The decision was taken at Thursday’s plenary following a clause-by-clause consideration of a report on proposed amendments to the Electoral Act 2022.
Under the approved amendments, lawmakers raised the maximum amount a presidential candidate may spend on election campaigns from the ₦5 billion stipulated in the existing law to ₦10 billion.
Spending limits for other elective offices were also significantly increased. The ceiling for governorship candidates was reviewed upwards from ₦1 billion to ₦3 billion, while senatorial candidates can now spend up to ₦500 million, compared to the previous ₦100 million limit.
For candidates seeking election into the House of Representatives, the campaign expenditure cap was increased from ₦70 million to ₦250 million.
At the state level, candidates contesting seats in state houses of assembly will now be permitted to spend up to ₦100 million, up from the former ₦30 million ceiling.
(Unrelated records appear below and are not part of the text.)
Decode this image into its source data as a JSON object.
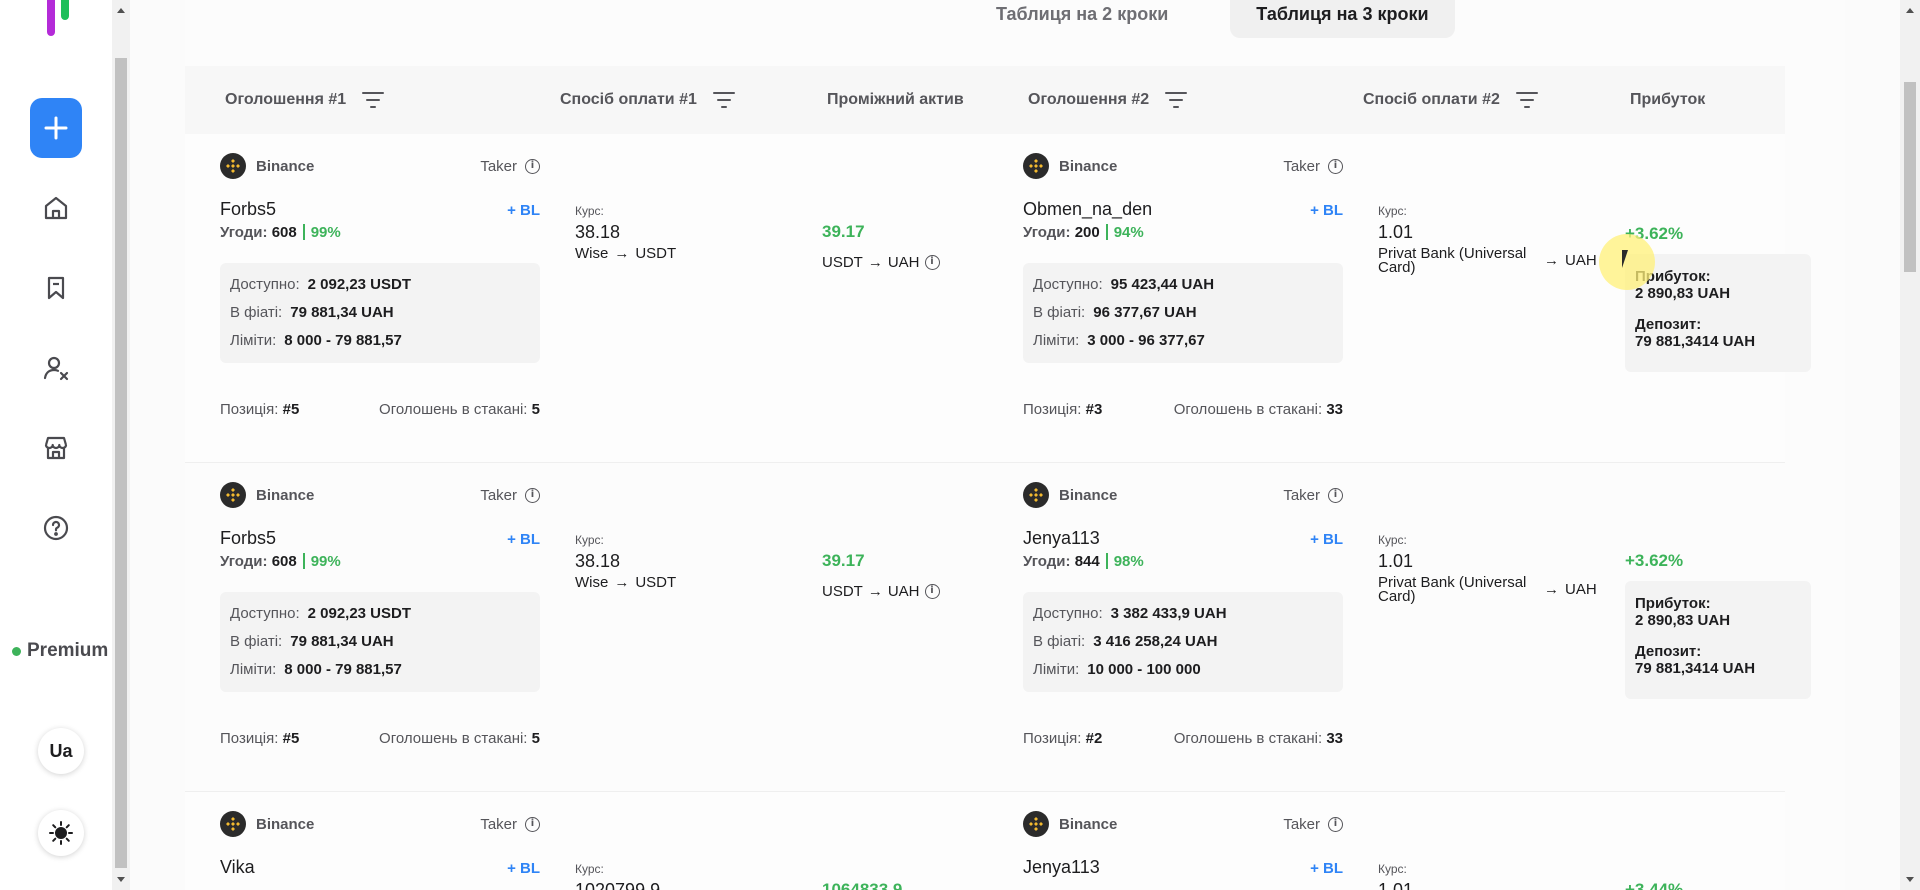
{
  "tabs": [
    {
      "label": "Таблиця на 2 кроки",
      "active": false
    },
    {
      "label": "Таблиця на 3 кроки",
      "active": true
    }
  ],
  "columns": {
    "ad1": "Оголошення #1",
    "pay1": "Спосіб оплати #1",
    "asset": "Проміжний актив",
    "ad2": "Оголошення #2",
    "pay2": "Спосіб оплати #2",
    "profit": "Прибуток"
  },
  "sidebar": {
    "premium": "Premium",
    "lang": "Ua",
    "icons": [
      "plus-icon",
      "home-icon",
      "bookmark-icon",
      "user-x-icon",
      "store-icon",
      "help-icon",
      "sun-icon"
    ]
  },
  "labels": {
    "taker": "Taker",
    "bl": "+ BL",
    "deals": "Угоди:",
    "available": "Доступно:",
    "fiat": "В фіаті:",
    "limits": "Ліміти:",
    "position": "Позиція:",
    "in_book": "Оголошень в стакані:",
    "rate": "Курс:",
    "profit": "Прибуток:",
    "deposit": "Депозит:"
  },
  "rows": [
    {
      "ad1": {
        "exchange": "Binance",
        "name": "Forbs5",
        "deals": "608",
        "pct": "99%",
        "available": "2 092,23 USDT",
        "fiat": "79 881,34 UAH",
        "limits": "8 000 - 79 881,57",
        "position": "#5",
        "in_book": "5"
      },
      "pay1": {
        "rate": "38.18",
        "from": "Wise",
        "to": "USDT"
      },
      "asset": {
        "value": "39.17",
        "from": "USDT",
        "to": "UAH"
      },
      "ad2": {
        "exchange": "Binance",
        "name": "Obmen_na_den",
        "deals": "200",
        "pct": "94%",
        "available": "95 423,44 UAH",
        "fiat": "96 377,67 UAH",
        "limits": "3 000 - 96 377,67",
        "position": "#3",
        "in_book": "33"
      },
      "pay2": {
        "rate": "1.01",
        "from": "Privat Bank (Universal Card)",
        "to": "UAH"
      },
      "profit": {
        "pct": "+3.62%",
        "profit": "2 890,83 UAH",
        "deposit": "79 881,3414 UAH"
      }
    },
    {
      "ad1": {
        "exchange": "Binance",
        "name": "Forbs5",
        "deals": "608",
        "pct": "99%",
        "available": "2 092,23 USDT",
        "fiat": "79 881,34 UAH",
        "limits": "8 000 - 79 881,57",
        "position": "#5",
        "in_book": "5"
      },
      "pay1": {
        "rate": "38.18",
        "from": "Wise",
        "to": "USDT"
      },
      "asset": {
        "value": "39.17",
        "from": "USDT",
        "to": "UAH"
      },
      "ad2": {
        "exchange": "Binance",
        "name": "Jenya113",
        "deals": "844",
        "pct": "98%",
        "available": "3 382 433,9 UAH",
        "fiat": "3 416 258,24 UAH",
        "limits": "10 000 - 100 000",
        "position": "#2",
        "in_book": "33"
      },
      "pay2": {
        "rate": "1.01",
        "from": "Privat Bank (Universal Card)",
        "to": "UAH"
      },
      "profit": {
        "pct": "+3.62%",
        "profit": "2 890,83 UAH",
        "deposit": "79 881,3414 UAH"
      }
    },
    {
      "ad1": {
        "exchange": "Binance",
        "name": "Vika"
      },
      "pay1": {
        "rate": "1020799,9"
      },
      "asset": {
        "value": "1064833,9"
      },
      "ad2": {
        "exchange": "Binance",
        "name": "Jenya113"
      },
      "pay2": {
        "rate": "1.01"
      },
      "profit": {
        "pct": "+3.44%"
      }
    }
  ]
}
The House also approved higher spending limits for local government elections. Under the amendment, chairmanship candidates may now spend a maximum of ₦100 million, compared to ₦30 million previously, while the cap for councillorship candidates was raised from ₦5 million to ₦10 million.
In addition to revising expenditure ceilings, lawmakers approved a substantial increase in the maximum amount an individual or organisation may donate to a candidate, raising the donation cap from ₦50 million to ₦500 million.
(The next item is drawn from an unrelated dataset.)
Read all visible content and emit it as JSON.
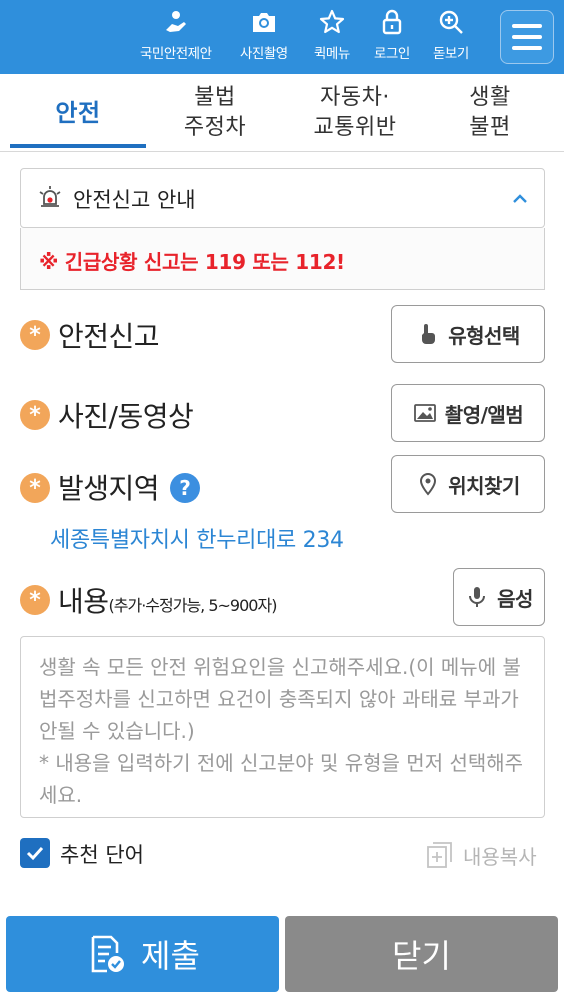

The amendments form part of ongoing legislative efforts to review Nigeria’s electoral framework ahead of the 2027 polls.
Earlier in the week, the House also approved a separate proposal mandating the real-time electronic transmission of election results, underscoring a broader push for electoral reforms.
The proposed amendments to the Electoral Act 2022 will only take effect after concurrence by the Senate and assent by the President.